Combat Skills: During The Red Pyramid, Carter shows superhuman reflexes whilst in a battle. He deflects daggers at remarkable speeds and even dodges a dagger. Although he usually uses combat magic, Carter was once forced to use pure combat skills against opponents due to his link with Horus not being very strong. He managed to hold his own against Sobek's crocodiles, and was able to hold his own against Percy Jackson, despite the latter being the better sword fighter. Percy himself told Carter that he was one of the few people to fight him well.

Animal Charming: As a result of following the Path of Horus, Carter has the ability to control the god's sacred animals such as falcons, griffins and snakes. He first used this ability to tame Freak the griffin in The Throne of Fire and it has allowed him to control the griffin and understand him to an extent since.

====Weapons====

Khopesh: Carter used a khopesh from Brooklyn House, during the Red Pyramid and the first part of the Throne of Fire. He later lost his sword while fighting the Tjesu heru and wasn't able to retrieve it. Carter found himself a new khopesh in The Serpent's Shadow, but again lost it in a fight with a massive hippo demon. By the Son of Sobek, he has possession of another khopesh. This is Carter's main offensive weapon.

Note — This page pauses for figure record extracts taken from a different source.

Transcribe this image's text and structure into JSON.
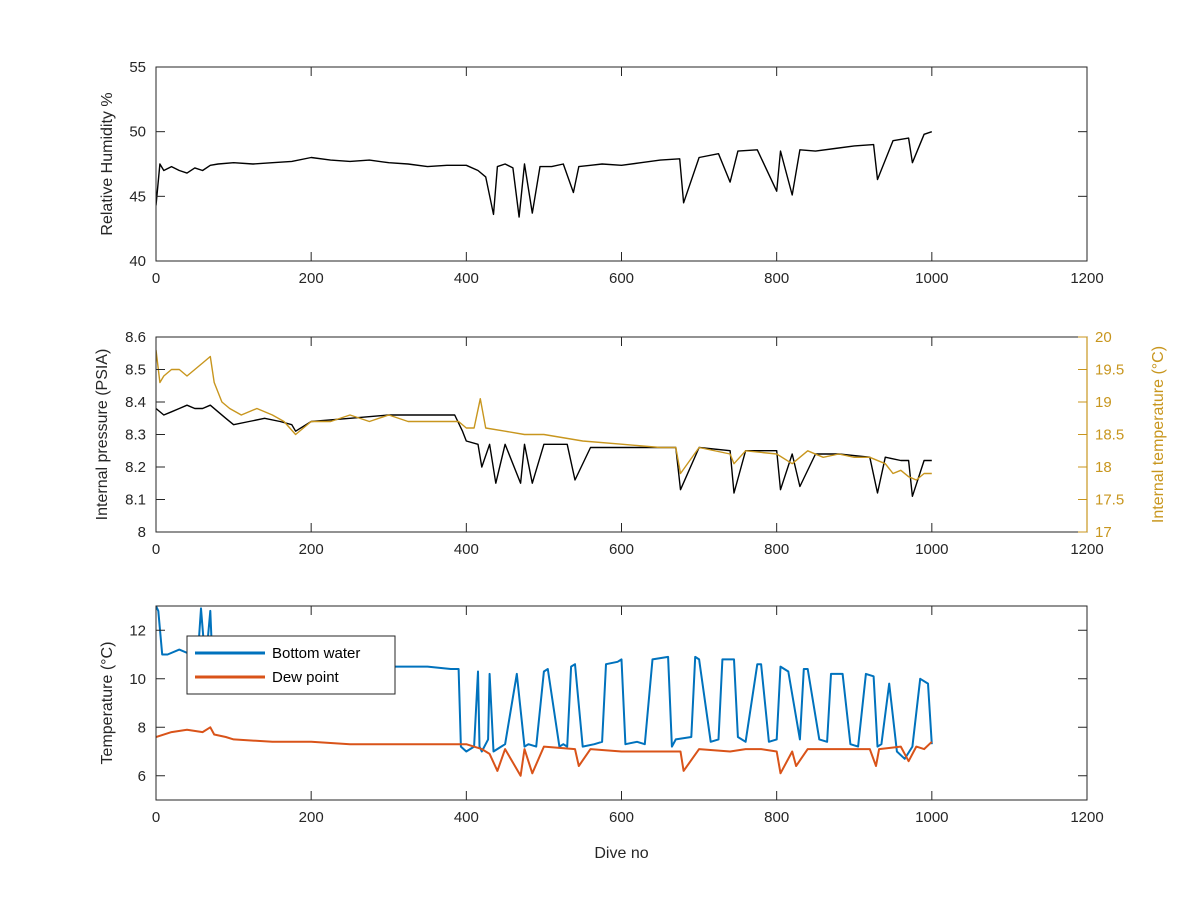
{
  "chart_data": [
    {
      "type": "line",
      "xlabel": "",
      "ylabel": "Relative Humidity %",
      "xlim": [
        0,
        1200
      ],
      "ylim": [
        40,
        55
      ],
      "xticks": [
        "0",
        "200",
        "400",
        "600",
        "800",
        "1000",
        "1200"
      ],
      "yticks": [
        "40",
        "45",
        "50",
        "55"
      ],
      "grid": false,
      "series": [
        {
          "color": "#000000",
          "x": [
            0,
            5,
            10,
            20,
            30,
            40,
            50,
            60,
            70,
            80,
            100,
            125,
            150,
            175,
            200,
            225,
            250,
            275,
            300,
            325,
            350,
            375,
            400,
            415,
            425,
            435,
            440,
            450,
            460,
            468,
            475,
            485,
            495,
            510,
            525,
            538,
            545,
            560,
            575,
            600,
            625,
            650,
            675,
            680,
            700,
            725,
            740,
            750,
            775,
            800,
            805,
            820,
            830,
            850,
            875,
            900,
            925,
            930,
            950,
            970,
            975,
            990,
            1000
          ],
          "y": [
            44.3,
            47.5,
            47,
            47.3,
            47,
            46.8,
            47.2,
            47,
            47.4,
            47.5,
            47.6,
            47.5,
            47.6,
            47.7,
            48,
            47.8,
            47.7,
            47.8,
            47.6,
            47.5,
            47.3,
            47.4,
            47.4,
            47,
            46.5,
            43.6,
            47.3,
            47.5,
            47.2,
            43.4,
            47.5,
            43.7,
            47.3,
            47.3,
            47.5,
            45.3,
            47.3,
            47.4,
            47.5,
            47.4,
            47.6,
            47.8,
            47.9,
            44.5,
            48,
            48.3,
            46.1,
            48.5,
            48.6,
            45.4,
            48.5,
            45.1,
            48.6,
            48.5,
            48.7,
            48.9,
            49,
            46.3,
            49.3,
            49.5,
            47.6,
            49.8,
            50
          ]
        }
      ]
    },
    {
      "type": "line",
      "xlabel": "",
      "ylabel": "Internal pressure (PSIA)",
      "ylabel_right": "Internal temperature (°C)",
      "xlim": [
        0,
        1200
      ],
      "ylim": [
        8,
        8.6
      ],
      "ylim_right": [
        17,
        20
      ],
      "xticks": [
        "0",
        "200",
        "400",
        "600",
        "800",
        "1000",
        "1200"
      ],
      "yticks": [
        "8",
        "8.1",
        "8.2",
        "8.3",
        "8.4",
        "8.5",
        "8.6"
      ],
      "yticks_right": [
        "17",
        "17.5",
        "18",
        "18.5",
        "19",
        "19.5",
        "20"
      ],
      "grid": false,
      "series": [
        {
          "axis": "left",
          "color": "#000000",
          "x": [
            0,
            10,
            20,
            30,
            40,
            50,
            60,
            70,
            80,
            90,
            100,
            120,
            140,
            160,
            175,
            180,
            200,
            250,
            300,
            350,
            385,
            395,
            400,
            415,
            420,
            430,
            438,
            450,
            470,
            475,
            485,
            500,
            530,
            540,
            560,
            600,
            640,
            670,
            676,
            700,
            740,
            745,
            760,
            780,
            800,
            805,
            820,
            830,
            850,
            880,
            920,
            930,
            940,
            960,
            970,
            975,
            990,
            1000
          ],
          "y": [
            8.38,
            8.36,
            8.37,
            8.38,
            8.39,
            8.38,
            8.38,
            8.39,
            8.37,
            8.35,
            8.33,
            8.34,
            8.35,
            8.34,
            8.33,
            8.31,
            8.34,
            8.35,
            8.36,
            8.36,
            8.36,
            8.31,
            8.28,
            8.27,
            8.2,
            8.27,
            8.15,
            8.27,
            8.15,
            8.27,
            8.15,
            8.27,
            8.27,
            8.16,
            8.26,
            8.26,
            8.26,
            8.26,
            8.13,
            8.26,
            8.25,
            8.12,
            8.25,
            8.25,
            8.25,
            8.13,
            8.24,
            8.14,
            8.24,
            8.24,
            8.23,
            8.12,
            8.23,
            8.22,
            8.22,
            8.11,
            8.22,
            8.22
          ]
        },
        {
          "axis": "right",
          "color": "#C8961E",
          "x": [
            0,
            5,
            10,
            20,
            30,
            40,
            50,
            60,
            70,
            75,
            85,
            95,
            110,
            130,
            150,
            165,
            180,
            200,
            225,
            250,
            275,
            300,
            325,
            350,
            375,
            390,
            400,
            410,
            418,
            425,
            450,
            475,
            500,
            550,
            600,
            650,
            670,
            676,
            700,
            740,
            745,
            760,
            800,
            820,
            840,
            860,
            880,
            900,
            920,
            940,
            950,
            960,
            970,
            980,
            990,
            1000
          ],
          "y": [
            19.8,
            19.3,
            19.4,
            19.5,
            19.5,
            19.4,
            19.5,
            19.6,
            19.7,
            19.3,
            19.0,
            18.9,
            18.8,
            18.9,
            18.8,
            18.7,
            18.5,
            18.7,
            18.7,
            18.8,
            18.7,
            18.8,
            18.7,
            18.7,
            18.7,
            18.7,
            18.6,
            18.6,
            19.05,
            18.6,
            18.55,
            18.5,
            18.5,
            18.4,
            18.35,
            18.3,
            18.3,
            17.9,
            18.3,
            18.2,
            18.05,
            18.25,
            18.2,
            18.05,
            18.25,
            18.15,
            18.2,
            18.15,
            18.15,
            18.05,
            17.9,
            17.95,
            17.85,
            17.8,
            17.9,
            17.9
          ]
        }
      ]
    },
    {
      "type": "line",
      "xlabel": "Dive no",
      "ylabel": "Temperature (°C)",
      "xlim": [
        0,
        1200
      ],
      "ylim": [
        5,
        13
      ],
      "xticks": [
        "0",
        "200",
        "400",
        "600",
        "800",
        "1000",
        "1200"
      ],
      "yticks": [
        "6",
        "8",
        "10",
        "12"
      ],
      "grid": false,
      "legend_position": "top-left",
      "series": [
        {
          "name": "Bottom water",
          "color": "#0072BD",
          "x": [
            0,
            3,
            8,
            15,
            30,
            45,
            55,
            58,
            62,
            65,
            70,
            72,
            75,
            80,
            100,
            150,
            200,
            250,
            300,
            350,
            380,
            390,
            393,
            400,
            410,
            415,
            417,
            420,
            428,
            430,
            435,
            445,
            450,
            465,
            475,
            480,
            490,
            500,
            505,
            520,
            525,
            530,
            535,
            540,
            550,
            565,
            575,
            580,
            595,
            600,
            605,
            620,
            630,
            640,
            660,
            665,
            670,
            690,
            695,
            700,
            715,
            725,
            730,
            745,
            750,
            760,
            775,
            780,
            790,
            800,
            805,
            815,
            830,
            835,
            840,
            855,
            865,
            870,
            885,
            895,
            905,
            915,
            925,
            930,
            935,
            945,
            955,
            965,
            975,
            985,
            995,
            1000
          ],
          "y": [
            13,
            12.8,
            11,
            11,
            11.2,
            11,
            11.5,
            12.9,
            11.3,
            11,
            12.8,
            11.2,
            11,
            10.9,
            10.8,
            10.7,
            10.7,
            10.6,
            10.5,
            10.5,
            10.4,
            10.4,
            7.2,
            7.0,
            7.2,
            10.3,
            7.2,
            7.0,
            7.5,
            10.2,
            7.0,
            7.2,
            7.3,
            10.2,
            7.2,
            7.3,
            7.2,
            10.3,
            10.4,
            7.2,
            7.3,
            7.2,
            10.5,
            10.6,
            7.2,
            7.3,
            7.4,
            10.6,
            10.7,
            10.8,
            7.3,
            7.4,
            7.3,
            10.8,
            10.9,
            7.2,
            7.5,
            7.6,
            10.9,
            10.8,
            7.4,
            7.5,
            10.8,
            10.8,
            7.6,
            7.4,
            10.6,
            10.6,
            7.4,
            7.5,
            10.5,
            10.3,
            7.5,
            10.4,
            10.4,
            7.5,
            7.4,
            10.2,
            10.2,
            7.3,
            7.2,
            10.2,
            10.1,
            7.2,
            7.3,
            9.8,
            7.0,
            6.7,
            7.2,
            10.0,
            9.8,
            7.3
          ]
        },
        {
          "name": "Dew point",
          "color": "#D95319",
          "x": [
            0,
            20,
            40,
            60,
            70,
            75,
            90,
            100,
            150,
            200,
            250,
            300,
            350,
            400,
            420,
            430,
            440,
            450,
            470,
            475,
            485,
            500,
            540,
            545,
            560,
            600,
            640,
            676,
            680,
            700,
            740,
            760,
            780,
            800,
            805,
            820,
            825,
            840,
            880,
            920,
            928,
            932,
            960,
            970,
            980,
            990,
            1000
          ],
          "y": [
            7.6,
            7.8,
            7.9,
            7.8,
            8.0,
            7.7,
            7.6,
            7.5,
            7.4,
            7.4,
            7.3,
            7.3,
            7.3,
            7.3,
            7.1,
            6.9,
            6.2,
            7.1,
            6.0,
            7.1,
            6.1,
            7.2,
            7.1,
            6.4,
            7.1,
            7.0,
            7.0,
            7.0,
            6.2,
            7.1,
            7.0,
            7.1,
            7.1,
            7.0,
            6.1,
            7.0,
            6.4,
            7.1,
            7.1,
            7.1,
            6.4,
            7.1,
            7.2,
            6.6,
            7.2,
            7.1,
            7.4
          ]
        }
      ]
    }
  ]
}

Wand: Carter used his wand through the Red Pyramid and the Throne of Fire, until his encounter with the water demons. He later used his wand from his father's tool kit and is still using it. He can summon a shield of force around himself, by focusing his will. Carter can also send a burst of magic into anything his wand is in contact with to shock them, however this does not work with Percy Jackson and in extension, to any demigods. This is Carter's main defensive weapon.

Crook and flail: At times, Carter has been able to use the crook and flail of the sun god Ra. This enhances his own abilities to the extent that he can make gods bow to him and in a rage, harm Apophis where nothing else affected him. While Ra gave him the crook and flail to keep, he decided to leave them in the First Nome and only use them in big battles.

Shabti: While Carter was initially not very good at creating magical figurines, he has proven capable of using them, such as using his father's Doughboy in The Red Pyramid and using the shabti of Apophis to destroy him. He has grown better over time with them, now carrying wax to form them in his kit and able to shape a shabti on the fly without even looking. In this case, the shabti was rather deformed, but it was due to a lack of time to finish properly.